<!-- source: https://modelux.ai/docs/guides/ab-testing -->

> Run controlled experiments to compare models in production.

# A/B testing models

A/B tests route a configurable percentage of traffic to each sub-config so
you can compare cost, latency, and quality in real production traffic.

## Why A/B test?

- Changing models is high-stakes.

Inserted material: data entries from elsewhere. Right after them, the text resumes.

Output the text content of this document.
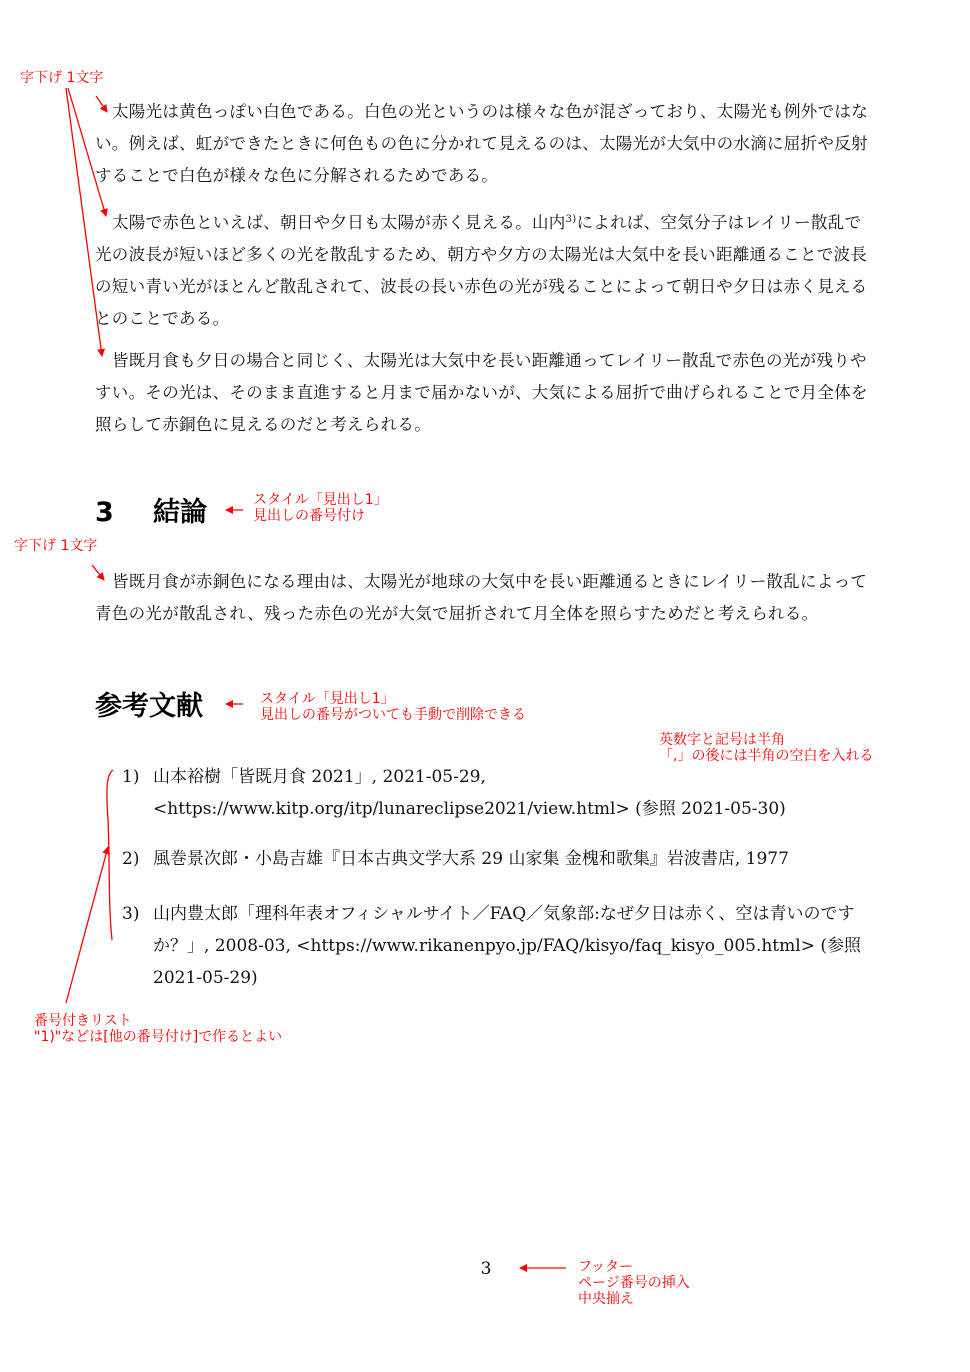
太陽光は黄色っぽい白色である。白色の光というのは様々な色が混ざっており、太陽光も例外ではない。例えば、虹ができたときに何色もの色に分かれて見えるのは、太陽光が大気中の水滴に屈折や反射することで白色が様々な色に分解されるためである。

太陽で赤色といえば、朝日や夕日も太陽が赤く見える。山内$^{3)}$によれば、空気分子はレイリー散乱で光の波長が短いほど多くの光を散乱するため、朝方や夕方の太陽光は大気中を長い距離通ることで波長の短い青い光がほとんど散乱されて、波長の長い赤色の光が残ることによって朝日や夕日は赤く見えるとのことである。

皆既月食も夕日の場合と同じく、太陽光は大気中を長い距離通ってレイリー散乱で赤色の光が残りやすい。その光は、そのまま直進すると月まで届かないが、大気による屈折で曲げられることで月全体を照らして赤銅色に見えるのだと考えられる。

3 結論

皆既月食が赤銅色になる理由は、太陽光が地球の大気中を長い距離通るときにレイリー散乱によって青色の光が散乱され、残った赤色の光が大気で屈折されて月全体を照らすためだと考えられる。

参考文献
1) 山本裕樹「皆既月食 2021」, 2021-05-29, <https://www.kitp.org/itp/lunareclipse2021/view.html> (参照 2021-05-30)
2) 風巻景次郎・小島吉雄『日本古典文学大系 29 山家集 金槐和歌集』岩波書店, 1977
3) 山内豊太郎「理科年表オフィシャルサイト／FAQ／気象部:なぜ夕日は赤く、空は青いのですか？」, 2008-03, <https://www.rikanenpyo.jp/FAQ/kisyo/faq_kisyo_005.html> (参照 2021-05-29)
3
字下げ 1文字
字下げ 1文字
スタイル「見出し1」
見出しの番号付け
スタイル「見出し1」
見出しの番号がついても手動で削除できる
英数字と記号は半角
「,」の後には半角の空白を入れる
番号付きリスト
"1)"などは[他の番号付け]で作るとよい
フッター
ページ番号の挿入
中央揃え
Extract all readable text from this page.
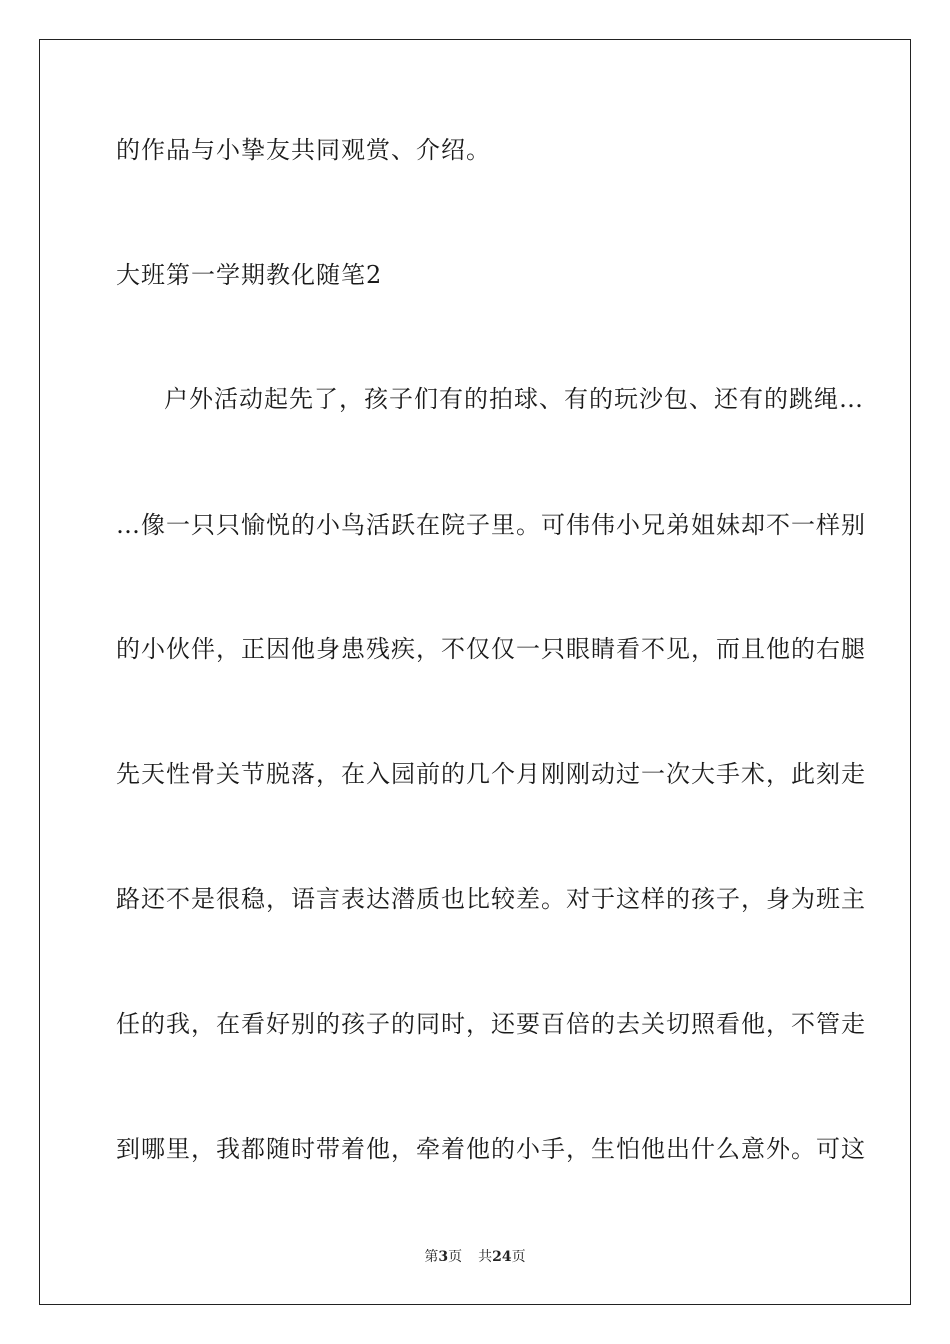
的作品与小挚友共同观赏、介绍。
大班第一学期教化随笔2
户外活动起先了，孩子们有的拍球、有的玩沙包、还有的跳绳…
…像一只只愉悦的小鸟活跃在院子里。可伟伟小兄弟姐妹却不一样别
的小伙伴，正因他身患残疾，不仅仅一只眼睛看不见，而且他的右腿
先天性骨关节脱落，在入园前的几个月刚刚动过一次大手术，此刻走
路还不是很稳，语言表达潜质也比较差。对于这样的孩子，身为班主
任的我，在看好别的孩子的同时，还要百倍的去关切照看他，不管走
到哪里，我都随时带着他，牵着他的小手，生怕他出什么意外。可这
第3页 共24页
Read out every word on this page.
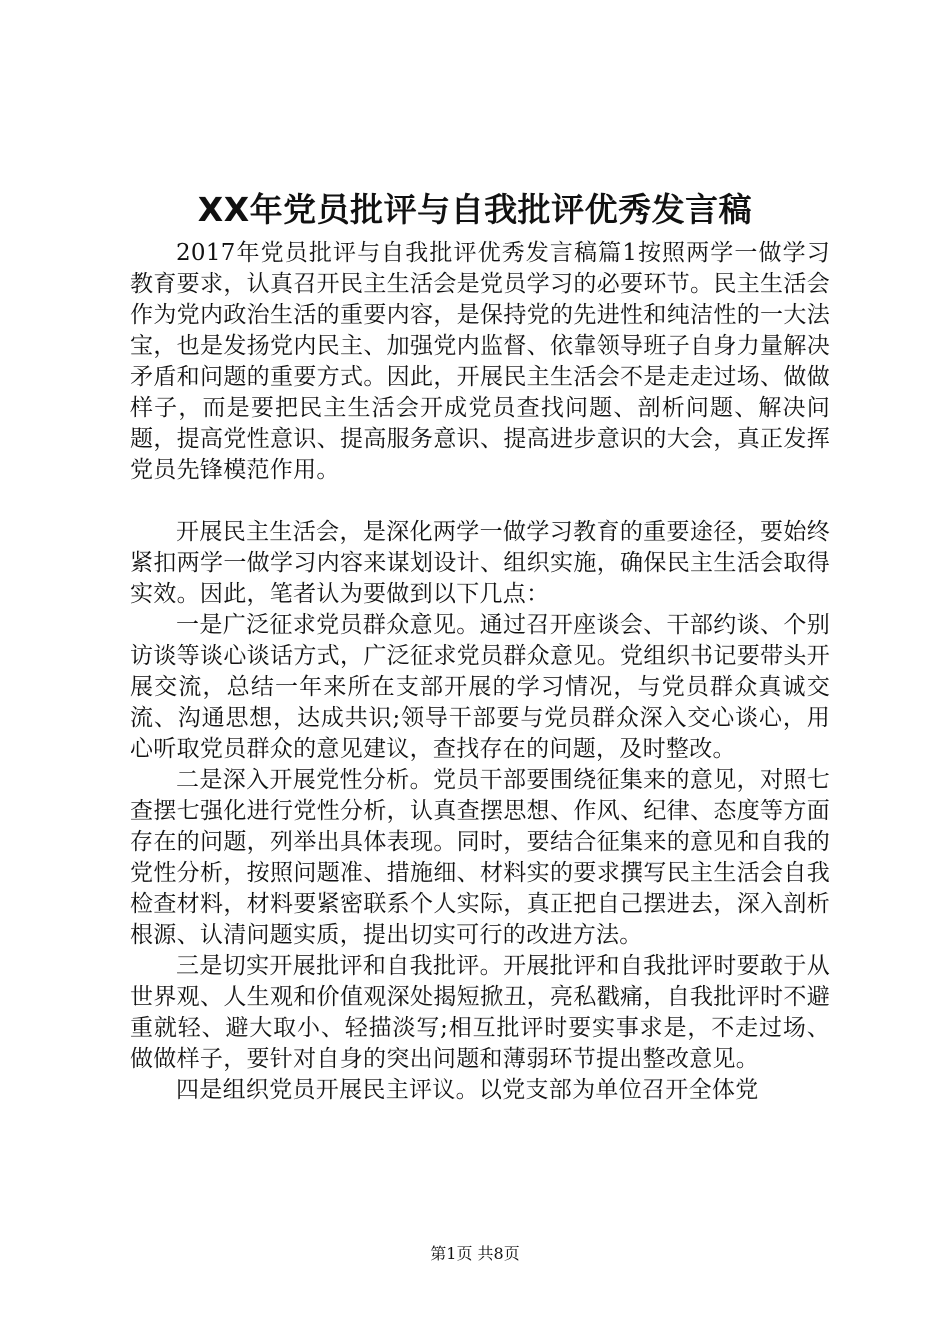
XX年党员批评与自我批评优秀发言稿

2017年党员批评与自我批评优秀发言稿篇1按照两学一做学习教育要求，认真召开民主生活会是党员学习的必要环节。民主生活会作为党内政治生活的重要内容，是保持党的先进性和纯洁性的一大法宝，也是发扬党内民主、加强党内监督、依靠领导班子自身力量解决矛盾和问题的重要方式。因此，开展民主生活会不是走走过场、做做样子，而是要把民主生活会开成党员查找问题、剖析问题、解决问题，提高党性意识、提高服务意识、提高进步意识的大会，真正发挥党员先锋模范作用。

开展民主生活会，是深化两学一做学习教育的重要途径，要始终紧扣两学一做学习内容来谋划设计、组织实施，确保民主生活会取得实效。因此，笔者认为要做到以下几点：

一是广泛征求党员群众意见。通过召开座谈会、干部约谈、个别访谈等谈心谈话方式，广泛征求党员群众意见。党组织书记要带头开展交流，总结一年来所在支部开展的学习情况，与党员群众真诚交流、沟通思想，达成共识;领导干部要与党员群众深入交心谈心，用心听取党员群众的意见建议，查找存在的问题，及时整改。

二是深入开展党性分析。党员干部要围绕征集来的意见，对照七查摆七强化进行党性分析，认真查摆思想、作风、纪律、态度等方面存在的问题，列举出具体表现。同时，要结合征集来的意见和自我的党性分析，按照问题准、措施细、材料实的要求撰写民主生活会自我检查材料，材料要紧密联系个人实际，真正把自己摆进去，深入剖析根源、认清问题实质，提出切实可行的改进方法。

三是切实开展批评和自我批评。开展批评和自我批评时要敢于从世界观、人生观和价值观深处揭短掀丑，亮私戳痛，自我批评时不避重就轻、避大取小、轻描淡写;相互批评时要实事求是，不走过场、做做样子，要针对自身的突出问题和薄弱环节提出整改意见。

四是组织党员开展民主评议。以党支部为单位召开全体党

第1页 共8页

Benchmarks don't match your specific use case.
- Ensemble configs are especially tricky — aggregation behavior depends on your data distribution.
- Cost/latency claims from vendors rarely match your real numbers.

## Create an A/B test

```json
{
  "strategy": "ab_test",
  "variants": [
    { "weight": 80, "config": "@production" },
    { "weight": 20, "config": "@production-candidate" }
  ]
}
```

Call the wrapper config from your app:

```python
client.chat.completions.create(
    model="@experiment",
    messages=[...],
)
```

Modelux logs which variant ran per request, so you can compare.

## Read the results

Go to **Analytics -> Compare variants**. Modelux shows side-by-side:

- Request volume
- Mean cost per request
- p50 / p95 latency
- Error rate

If you tag requests with a quality signal from your app (e.g., user
thumbs-up/down), the analytics can also compare quality metrics across
variants.

## Promote a variant

Once you've seen enough volume to be confident, promote the winner:

1. Go to **Simulations** or the routing config's versions view
2. Select the variant
3. Click **Promote** — Modelux atomically switches your traffic over

## Replay before you A/B

If you want signal before sending real traffic, use the **replay simulator**:
take the last 24h of requests and run them through the candidate config.
You'll see the cost/latency diff without risking production quality.